Reversed and remanded.

ORS 419B.100(1)(c) states, in part, that "the juvenile court has exclusive jurisdiction in any case involving a person who is under 18 years of age and * * * [w]hose condition or circumstances are such as to endanger the welfare of the person or of others." For purposes of ORS 419B.100(1)(c), a child's condition or circumstances endanger the child's welfare if "the child is facing a current threat of serious loss or injury, and there is a reasonable likelihood that the threat will be realized." Dept. of Human Services v. T.L. , 279 Or.App. 673, 678, 379 P.3d 741 (2016) (internal quotation marks and emphasis omitted).

The record does not supply a basis for assessing whether Skelton's belief was accurate, and the juvenile court made no findings on that point.

In its original letter opinion, the court found that DHS was excused from the reasonable efforts requirement under ORS 419B.502(1). However, that statute does not apply in dependency proceedings. The court later amended its letter opinion to refer to ORS 419B.340(5).
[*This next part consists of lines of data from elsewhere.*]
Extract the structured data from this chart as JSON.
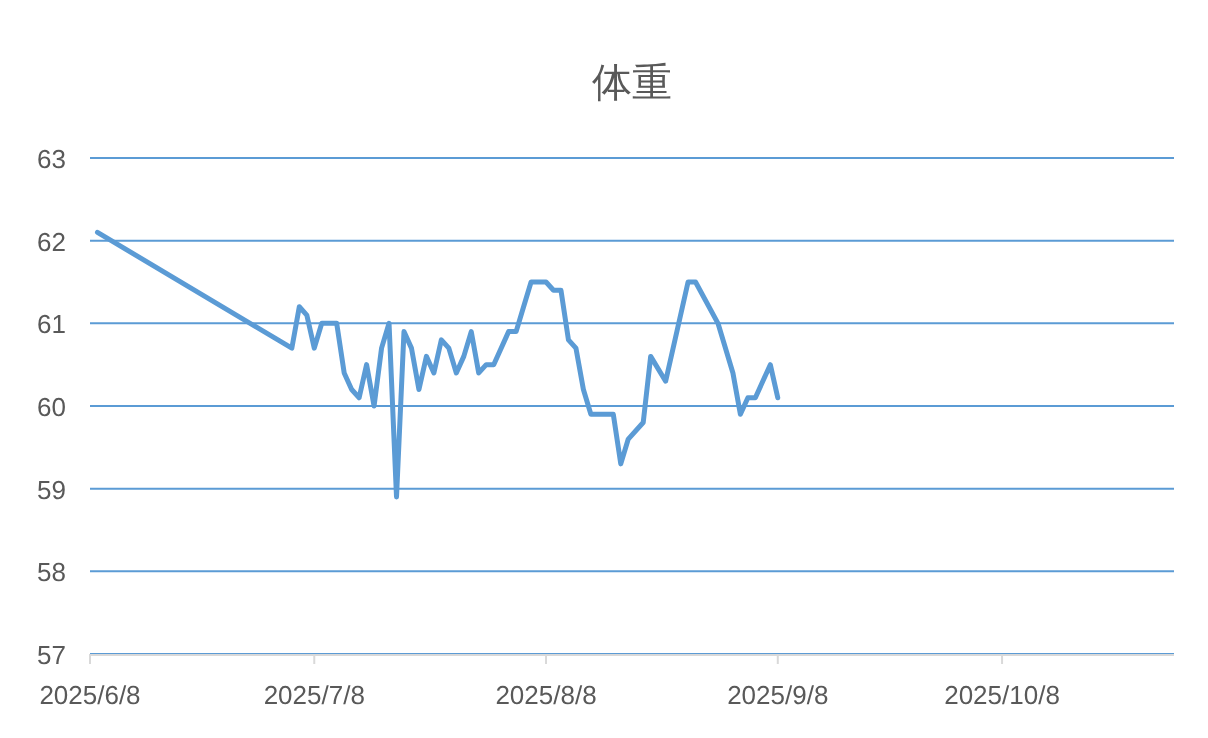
{
  "chart_data": {
    "type": "line",
    "title": "体重",
    "x": [
      "2025-06-09",
      "2025-07-05",
      "2025-07-06",
      "2025-07-07",
      "2025-07-08",
      "2025-07-09",
      "2025-07-10",
      "2025-07-11",
      "2025-07-12",
      "2025-07-13",
      "2025-07-14",
      "2025-07-15",
      "2025-07-16",
      "2025-07-17",
      "2025-07-18",
      "2025-07-19",
      "2025-07-20",
      "2025-07-21",
      "2025-07-22",
      "2025-07-23",
      "2025-07-24",
      "2025-07-25",
      "2025-07-26",
      "2025-07-27",
      "2025-07-28",
      "2025-07-29",
      "2025-07-30",
      "2025-07-31",
      "2025-08-01",
      "2025-08-03",
      "2025-08-04",
      "2025-08-05",
      "2025-08-06",
      "2025-08-08",
      "2025-08-09",
      "2025-08-10",
      "2025-08-11",
      "2025-08-12",
      "2025-08-13",
      "2025-08-14",
      "2025-08-17",
      "2025-08-18",
      "2025-08-19",
      "2025-08-21",
      "2025-08-22",
      "2025-08-24",
      "2025-08-27",
      "2025-08-28",
      "2025-08-31",
      "2025-09-02",
      "2025-09-03",
      "2025-09-04",
      "2025-09-05",
      "2025-09-07",
      "2025-09-08"
    ],
    "series": [
      {
        "color": "#5b9bd5",
        "values": [
          62.1,
          60.7,
          61.2,
          61.1,
          60.7,
          61.0,
          61.0,
          61.0,
          60.4,
          60.2,
          60.1,
          60.5,
          60.0,
          60.7,
          61.0,
          58.9,
          60.9,
          60.7,
          60.2,
          60.6,
          60.4,
          60.8,
          60.7,
          60.4,
          60.6,
          60.9,
          60.4,
          60.5,
          60.5,
          60.9,
          60.9,
          61.2,
          61.5,
          61.5,
          61.4,
          61.4,
          60.8,
          60.7,
          60.2,
          59.9,
          59.9,
          59.3,
          59.6,
          59.8,
          60.6,
          60.3,
          61.5,
          61.5,
          61.0,
          60.4,
          59.9,
          60.1,
          60.1,
          60.5,
          60.1
        ]
      }
    ],
    "xlim": [
      "2025-06-08",
      "2025-10-31"
    ],
    "xticks": [
      {
        "value": "2025-06-08",
        "label": "2025/6/8"
      },
      {
        "value": "2025-07-08",
        "label": "2025/7/8"
      },
      {
        "value": "2025-08-08",
        "label": "2025/8/8"
      },
      {
        "value": "2025-09-08",
        "label": "2025/9/8"
      },
      {
        "value": "2025-10-08",
        "label": "2025/10/8"
      }
    ],
    "ylim": [
      57,
      63
    ],
    "yticks": [
      57,
      58,
      59,
      60,
      61,
      62,
      63
    ],
    "grid": "y",
    "marker": "none",
    "line_style": "solid"
  }
}
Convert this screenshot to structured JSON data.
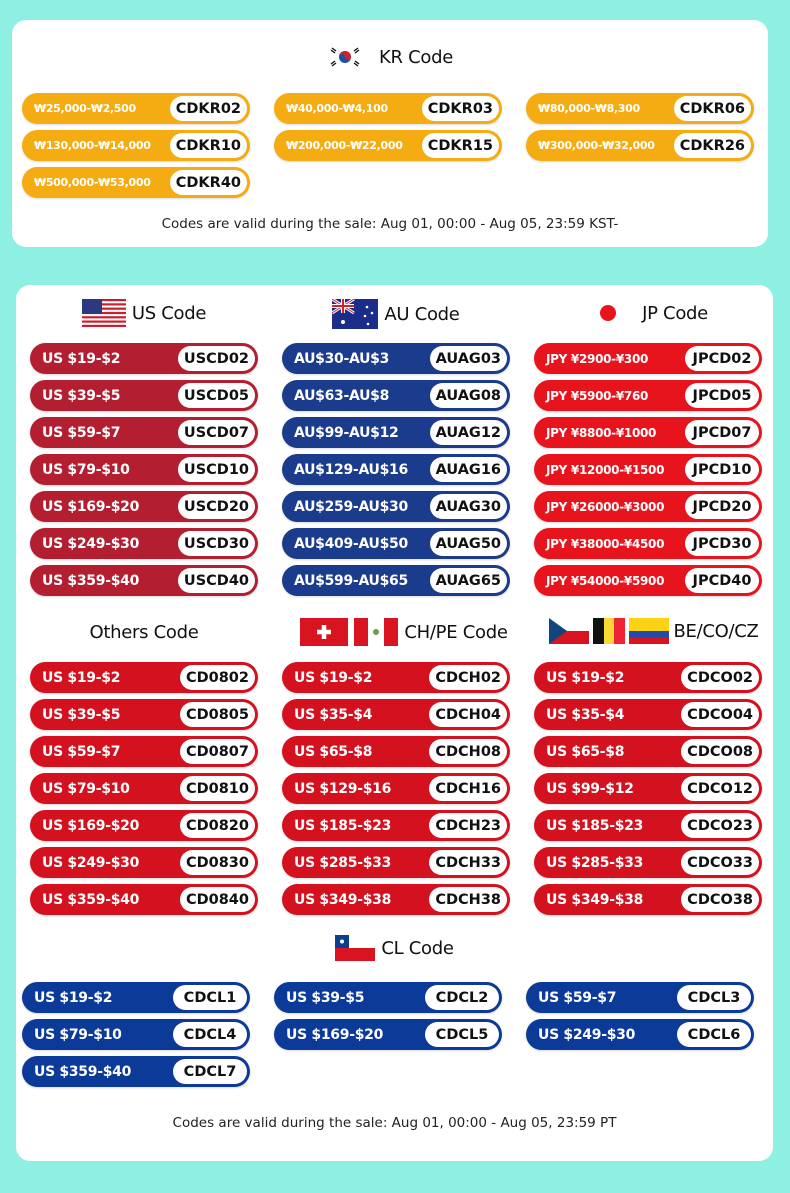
{
  "kr": {
    "title": "KR Code",
    "color": "#f5ab12",
    "note": "Codes are valid during the sale:   Aug 01, 00:00 - Aug 05, 23:59 KST-",
    "items": [
      [
        "₩25,000-₩2,500",
        "CDKR02"
      ],
      [
        "₩40,000-₩4,100",
        "CDKR03"
      ],
      [
        "₩80,000-₩8,300",
        "CDKR06"
      ],
      [
        "₩130,000-₩14,000",
        "CDKR10"
      ],
      [
        "₩200,000-₩22,000",
        "CDKR15"
      ],
      [
        "₩300,000-₩32,000",
        "CDKR26"
      ],
      [
        "₩500,000-₩53,000",
        "CDKR40"
      ]
    ]
  },
  "us": {
    "title": "US Code",
    "color": "#b31f30",
    "items": [
      [
        "US $19-$2",
        "USCD02"
      ],
      [
        "US $39-$5",
        "USCD05"
      ],
      [
        "US $59-$7",
        "USCD07"
      ],
      [
        "US $79-$10",
        "USCD10"
      ],
      [
        "US $169-$20",
        "USCD20"
      ],
      [
        "US $249-$30",
        "USCD30"
      ],
      [
        "US $359-$40",
        "USCD40"
      ]
    ]
  },
  "au": {
    "title": "AU Code",
    "color": "#1b3b8c",
    "items": [
      [
        "AU$30-AU$3",
        "AUAG03"
      ],
      [
        "AU$63-AU$8",
        "AUAG08"
      ],
      [
        "AU$99-AU$12",
        "AUAG12"
      ],
      [
        "AU$129-AU$16",
        "AUAG16"
      ],
      [
        "AU$259-AU$30",
        "AUAG30"
      ],
      [
        "AU$409-AU$50",
        "AUAG50"
      ],
      [
        "AU$599-AU$65",
        "AUAG65"
      ]
    ]
  },
  "jp": {
    "title": "JP Code",
    "color": "#e8141d",
    "items": [
      [
        "JPY ¥2900-¥300",
        "JPCD02"
      ],
      [
        "JPY ¥5900-¥760",
        "JPCD05"
      ],
      [
        "JPY ¥8800-¥1000",
        "JPCD07"
      ],
      [
        "JPY ¥12000-¥1500",
        "JPCD10"
      ],
      [
        "JPY ¥26000-¥3000",
        "JPCD20"
      ],
      [
        "JPY ¥38000-¥4500",
        "JPCD30"
      ],
      [
        "JPY ¥54000-¥5900",
        "JPCD40"
      ]
    ]
  },
  "others": {
    "title": "Others Code",
    "color": "#d3111f",
    "items": [
      [
        "US $19-$2",
        "CD0802"
      ],
      [
        "US $39-$5",
        "CD0805"
      ],
      [
        "US $59-$7",
        "CD0807"
      ],
      [
        "US $79-$10",
        "CD0810"
      ],
      [
        "US $169-$20",
        "CD0820"
      ],
      [
        "US $249-$30",
        "CD0830"
      ],
      [
        "US $359-$40",
        "CD0840"
      ]
    ]
  },
  "chpe": {
    "title": "CH/PE Code",
    "color": "#d3111f",
    "items": [
      [
        "US $19-$2",
        "CDCH02"
      ],
      [
        "US $35-$4",
        "CDCH04"
      ],
      [
        "US $65-$8",
        "CDCH08"
      ],
      [
        "US $129-$16",
        "CDCH16"
      ],
      [
        "US $185-$23",
        "CDCH23"
      ],
      [
        "US $285-$33",
        "CDCH33"
      ],
      [
        "US $349-$38",
        "CDCH38"
      ]
    ]
  },
  "beco": {
    "title": "BE/CO/CZ",
    "color": "#d3111f",
    "items": [
      [
        "US $19-$2",
        "CDCO02"
      ],
      [
        "US $35-$4",
        "CDCO04"
      ],
      [
        "US $65-$8",
        "CDCO08"
      ],
      [
        "US $99-$12",
        "CDCO12"
      ],
      [
        "US $185-$23",
        "CDCO23"
      ],
      [
        "US $285-$33",
        "CDCO33"
      ],
      [
        "US $349-$38",
        "CDCO38"
      ]
    ]
  },
  "cl": {
    "title": "CL Code",
    "color": "#0c3a99",
    "items": [
      [
        "US $19-$2",
        "CDCL1"
      ],
      [
        "US $39-$5",
        "CDCL2"
      ],
      [
        "US $59-$7",
        "CDCL3"
      ],
      [
        "US $79-$10",
        "CDCL4"
      ],
      [
        "US $169-$20",
        "CDCL5"
      ],
      [
        "US $249-$30",
        "CDCL6"
      ],
      [
        "US $359-$40",
        "CDCL7"
      ]
    ]
  },
  "footer_note": "Codes are valid during the sale: Aug 01, 00:00 - Aug 05, 23:59 PT"
}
The court may have inadvertently applied the "reasonable efforts" standard in the statute governing shelter hearings, ORS 419B.185(1)(a). Under that statute, the legislature explicitly has directed juvenile courts to find that DHS made reasonable efforts to reunify the family if the juvenile court "finds that no services were provided but that reasonable services would not have eliminated the need for protective custody." ORS 419B.185(1)(a) (providing that "the court shall consider the department to have made reasonable efforts" under circumstances where the court finds that no services would eliminate the need for protective custody). In contrast with ORS 419B.185, ORS 419B.476(2), which governs the reasonable efforts determination in permanency hearings, does not contain a similar provision authorizing a juvenile court to equate no efforts with reasonable efforts under circumstances in which the court finds that there are no services that could ameliorate a jurisdictional basis.